Abstract

Edge-cloud computing is increasingly prevalent for Internet-of-thing (IoT) service provisioning by combining both benefits of edge and cloud computing. In this paper, we aim to improve the user satisfaction and the resource efficiency by service caching and task offloading for edge-cloud computing. We propose a hybrid heuristic method to combine the global search ability of the genetic algorithm (GA) and heuristic local search ability, to improve the number of satisfied requests and the resource utilization. The proposed method encodes the service caching strategies into chromosomes, and evolves the population by GA. Given a caching strategy from a chromosome, our method exploits a dual-stage heuristic method for the task offloading. In the first stage, the dual-stage heuristic method pre-offloads tasks to the cloud, and offloads tasks whose requirements cannot be satisfied by the cloud to edge servers, aiming at satisfying as many tasks’ requirements as possible.

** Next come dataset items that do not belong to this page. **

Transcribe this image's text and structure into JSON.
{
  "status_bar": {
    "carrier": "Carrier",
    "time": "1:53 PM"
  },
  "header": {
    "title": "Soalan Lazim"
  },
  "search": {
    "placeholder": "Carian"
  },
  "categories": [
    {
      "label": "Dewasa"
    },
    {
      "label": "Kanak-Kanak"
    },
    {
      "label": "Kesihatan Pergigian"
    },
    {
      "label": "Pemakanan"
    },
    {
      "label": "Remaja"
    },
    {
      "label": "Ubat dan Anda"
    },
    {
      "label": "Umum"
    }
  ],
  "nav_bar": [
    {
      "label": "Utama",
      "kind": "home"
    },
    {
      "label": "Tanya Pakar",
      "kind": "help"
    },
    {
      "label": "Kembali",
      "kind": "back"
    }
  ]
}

The second stage re-offloads tasks from the cloud to edge servers, to get the utmost out of limited edge resources. Experimental results demonstrate the competitive edges of the proposed method over multiple classical and state-of-the-art techniques. Compared with five existing scheduling algorithms, our method achieves 11.3%–23.7% more accepted tasks and 1.86%–18.9% higher resource utilization.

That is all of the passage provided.